Ontario reported 928 new COVID-19 cases and nine additional deaths on Tuesday, with labs seeing the highest test positivity rate recorded in the province since the end of May.

The seven-day rolling average of new cases now stands at 975, up from 940 yesterday and 794 one week ago.

Ontario reported 887 new cases on Monday and a multi-month record of 1,184 on Sunday.

The Ministry of Health says that 424 of Tuesday’s cases involved unvaccinated people, 26 involved people with only one dose of a vaccine, 401 involved fully vaccinated people and 77 involved people with unknown vaccination status.

Unvaccinated people make up only 19 per cent of Ontario’s population but form at least 46 per cent of Tuesday’s cases.

Labs processed more than 26,000 test specimens, generating a positivity rate of 3.8 per cent, the highest daily test positivity rate seen in Ontario since May 31.

There have now been 10,036 deaths and 606,800 recoveries from COVID-19 since March 2020, with the province’s known active caseload increasing to 8,479 on Tuesday, from 6,940 one week ago.

Thirty-six people have died of COVID-19 across Ontario in the past week.

Of Tuesday’s cases, 312 or 34 per cent involve people 19 or younger.

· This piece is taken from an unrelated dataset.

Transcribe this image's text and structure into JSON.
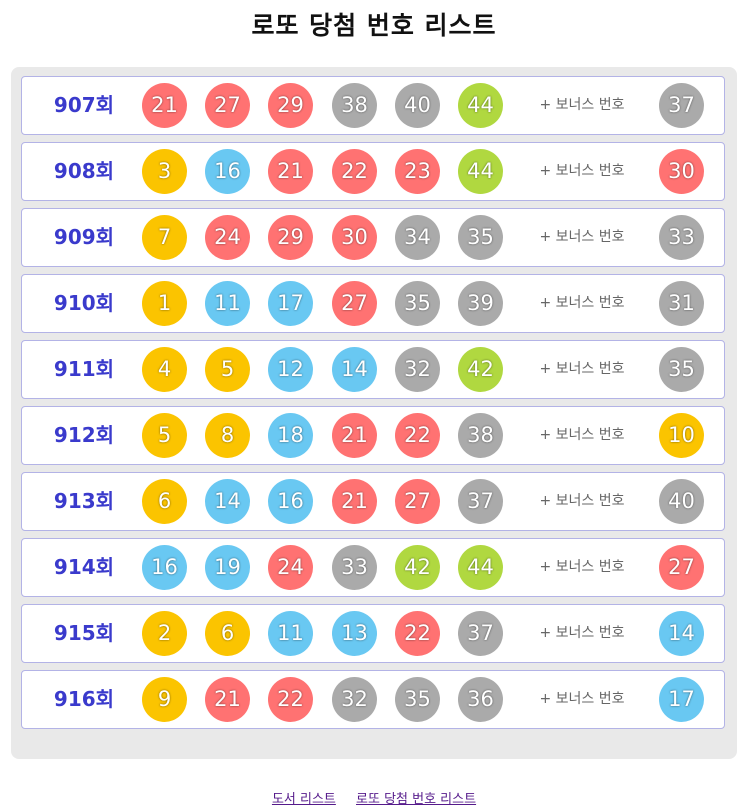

The province’s Science Advisory Table released an updated projection of COVID-19 case numbers that suggests Ontario could see 2,000 cases per day by mid-January if current trends continue and the Omicron variant proves to be both more transmissible and able to evade some of the immunity provided by mRNA vaccines.

It also appears likely the province’s vaccine passport system will be in place longer than first thought, as the province’s health minister said Monday the rules will be in place for at least the next “several months” and would not start to recede in January as was first announced.

Their prediction will come as the province sees its first locally-transmitted cases of the Omicron (B.1.1.529) coronavirus variant first discovered by South African scientists last month.

The Ministry of Health said there were 340 people in hospital due to COVID-19 across the province on Tuesday, the highest hospital occupancy seen since mid-September.

Of those, 165 were in intensive care and 95 were breathing with the help of a ventilator.

Across the GTHA, Toronto reported 163 new cases, York Region reported 84 new cases, Peel reported 48 new cases and Halton Region reported 25 new cases.

Durham Region reported 32 new cases and Hamilton reported 50 new cases.

Ontario administered more than 60,000 COVID-19 vaccine doses on Monday.

Of those, 15,629 were first doses, 5,002 were second doses and nearly 40,000 were third doses.

Across all age groups, 81 per cent of Ontario residents have at least one dose of a COVID-19 vaccine, 77 per cent have two doses and nearly six per cent have a third dose. 

The numbers used in this story are found in the Ontario Ministry of Health's COVID-19 Daily Epidemiologic Summary. The number of cases for any city or region may differ slightly from what is reported by the province, because local units report figures at different times.